Cicerone: «Il progetto per la Val Seriana
modello per lo  sviluppo del territorio»

«Sul presunto fallimento del progetto Valle Seriana, alcune considerazioni appaiono opportune, in particolare in un momento nel quale la situazione occupazionale della nostra provincia si sta ulteriormente aggravando». Lo dice Marco Cicerone, segretario generale provinciale della Uil bergamasca intervenendo nelle polemiche sorte nelle ultinme settimane tra Cgil e Cisl.

«Risulta evidente dalle dichiarazioni emerse in questi giorni - dice Cicerone - che il progetto non è stato vissuto da tutti allo stesso modo e che da questo dipendono, anzitutto, le diversità di giudizi.

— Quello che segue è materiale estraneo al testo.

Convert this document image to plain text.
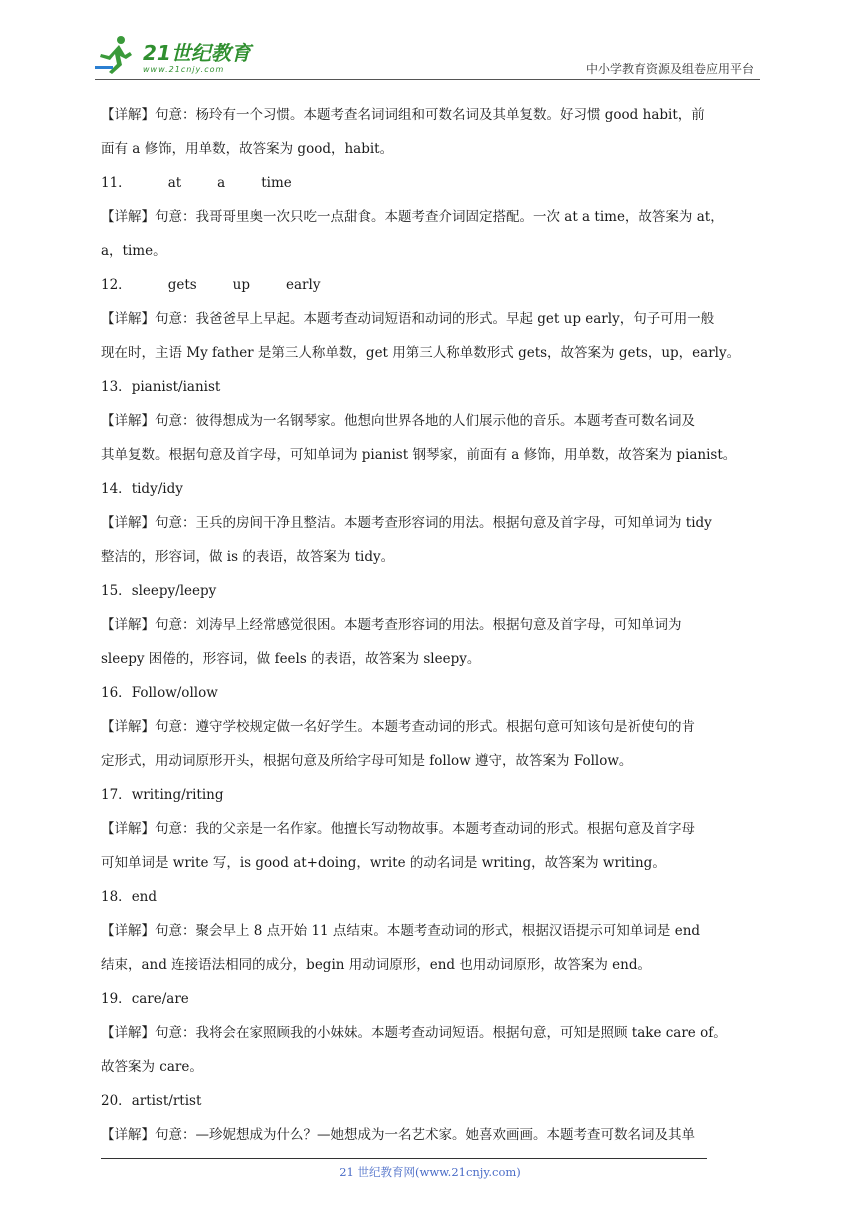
21世纪教育
www.21cnjy.com	中小学教育资源及组卷应用平台
【详解】句意：杨玲有一个习惯。本题考查名词词组和可数名词及其单复数。好习惯 good habit，前
面有 a 修饰，用单数，故答案为 good，habit。
11．	at	a	time
【详解】句意：我哥哥里奥一次只吃一点甜食。本题考查介词固定搭配。一次 at a time，故答案为 at，
a，time。
12．	gets	up	early
【详解】句意：我爸爸早上早起。本题考查动词短语和动词的形式。早起 get up early，句子可用一般
现在时，主语 My father 是第三人称单数，get 用第三人称单数形式 gets，故答案为 gets，up，early。
13．pianist/ianist
【详解】句意：彼得想成为一名钢琴家。他想向世界各地的人们展示他的音乐。本题考查可数名词及
其单复数。根据句意及首字母，可知单词为 pianist 钢琴家，前面有 a 修饰，用单数，故答案为 pianist。
14．tidy/idy
【详解】句意：王兵的房间干净且整洁。本题考查形容词的用法。根据句意及首字母，可知单词为 tidy
整洁的，形容词，做 is 的表语，故答案为 tidy。
15．sleepy/leepy
【详解】句意：刘涛早上经常感觉很困。本题考查形容词的用法。根据句意及首字母，可知单词为
sleepy 困倦的，形容词，做 feels 的表语，故答案为 sleepy。
16．Follow/ollow
【详解】句意：遵守学校规定做一名好学生。本题考查动词的形式。根据句意可知该句是祈使句的肯
定形式，用动词原形开头，根据句意及所给字母可知是 follow 遵守，故答案为 Follow。
17．writing/riting
【详解】句意：我的父亲是一名作家。他擅长写动物故事。本题考查动词的形式。根据句意及首字母
可知单词是 write 写，is good at+doing，write 的动名词是 writing，故答案为 writing。
18．end
【详解】句意：聚会早上 8 点开始 11 点结束。本题考查动词的形式，根据汉语提示可知单词是 end
结束，and 连接语法相同的成分，begin 用动词原形，end 也用动词原形，故答案为 end。
19．care/are
【详解】句意：我将会在家照顾我的小妹妹。本题考查动词短语。根据句意，可知是照顾 take care of。
故答案为 care。
20．artist/rtist
【详解】句意：—珍妮想成为什么？—她想成为一名艺术家。她喜欢画画。本题考查可数名词及其单
21 世纪教育网(www.21cnjy.com)
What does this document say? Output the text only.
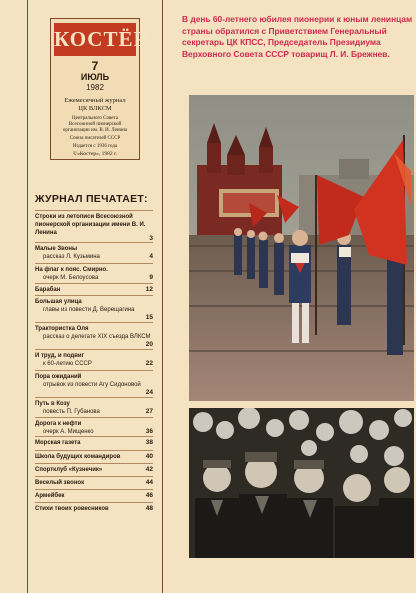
КОСТЁР
7
ИЮЛЬ
1982
Ежемесячный журнал
ЦК ВЛКСМ
Центрального Совета
Всесоюзной пионерской
организации им. В. И. Ленина
Союза писателей СССР
Издается с 1936 года
©«Костер», 1982 г.
ЖУРНАЛ ПЕЧАТАЕТ:
Строки из летописи Всесоюзной пионерской организации имени В. И. Ленина
3
Малые Звоны
рассказ Л. Кузьмина	4
На флаг к пояс. Смирно.
очерк М. Белоусова	9
Барабан	12
Большая улица
главы из повести Д. Верещагина
15
Трактористка Оля
рассказ о делегате XIX съезда ВЛКСМ
20
И труд, и подвиг
к 60-летию СССР	22
Пора ожиданий
отрывок из повести Агу Сидоновой
24
Путь в Козу
повесть П. Губанова	27
Дорога к нефти
очерк А. Мищенко	36
Морская газета	38
Школа будущих командиров	40
Спортклуб «Кузнечик»	42
Веселый звонок	44
Армейбек	46
Стихи твоих ровесников	48
В день 60-летнего юбилея пионерии к юным ленинцам страны обратился с Приветствием Генеральный секретарь ЦК КПСС, Председатель Президиума Верховного Совета СССР товарищ Л. И. Брежнев.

In sostanza, se per qualcuno il progetto Valle Seriana è una sorta di “dogma” che riguarda principalmente il tipo di produzioni che si devono sviluppare sul territorio e i modelli economici che devono essere applicati, risulta chiaro che il parametro di riferimento sono più le logiche stataliste che lo sviluppo del libero mercato. Siccome, però, il progetto si inserisce in questo secondo sistema, esso va letto, a nostro giudizio, più che altro come un contributo che si vuole offrire agli imprenditori, alla politica, alle banche e all'intero assetto del territorio per dire che, laddove le soluzioni sono difficili o le aziende non individuano più sbocchi di mercato, ci sono altre opportunità imprenditoriali da approfondire magari puntando su produzioni ad alto valore aggiunto. Lo stesso ragionamento vale per i lavoratori che hanno perso o rischiano di perdere il posto: il progetto offre una prospettiva di nuova occupazione tramite percorsi sempre più mirati di formazione e riqualificazione per cogliere al meglio le sfide della rioccupabilità. In questo senso, è vero, il finanziamento pubblico aiuterebbe ad accelerare i tempi, ma tale elemento, pure importante, non può essere considerato esaustivo dell'insieme. E' chiaro che i ritardi allungano i tempi: tuttavia, neppure cambiando immediatamente tipologie produttive si riassorbirebbe subito occupazione».

«Quello che si vuol dire, in sostanza, è che il progetto Valle Seriana non può fallire, perché e una proposta di sviluppo, e come tutte le proposte deve necessariamente essere aperto, e arricchito continuamente, deve essere innanzitutto un contributo al fare: anzi, esso ha già contribuito a stimolare la ricerca di soluzioni per altre aree come la valle Brembana, già sottoscritta, o la Valle di Scalve, che prenderà forma prossimamente. E non è neppure vero che tutto sia fermo: il progetto Pigna, Honneger, le iniziative a sostegno della piccola e piccolissima impresa con i Temporaney Manager, le iniziative per l'auto-imprenditorialità, i corsi di formazione con la Legge Regionale 326, il Bando 2 di Fond'Impresa per i lavoratori in mobilità, lo sportello per i lavoratori in mobilità o in CIG che nei prossimi giorni diventerà operativo per il bilancio delle competenze dei lavoratori, al fine di mettere a loro disposizione percorsi formativi “ad hoc” finalizzati alla rioccupabilità».

«L'aggravarsi della crisi anche ad altre aree territoriali, la bassa bergamasca e l'isola con i problemi dell'Indesit, impone una nuova riflessione: quella, cioè, di un approccio che renda il progetto Valle Seriana come un modello che, se proprio deve avere un confine territoriale, ce l'ha nel livello provinciale. Invece che dichiararlo morto, bisognerebbe lavorare per renderlo un laboratorio provinciale capace di proporre soluzioni condivise e innovative a tutto il territorio. A un anno di distanza, sottolinearne invece il “de profundis” significa dare un segnale inequivocabile di resa di fronte alla crisi. Questo è il messaggio sbagliato che si rischia di veicolare irresponsabilmente nei confronti dell'opinione pubblica».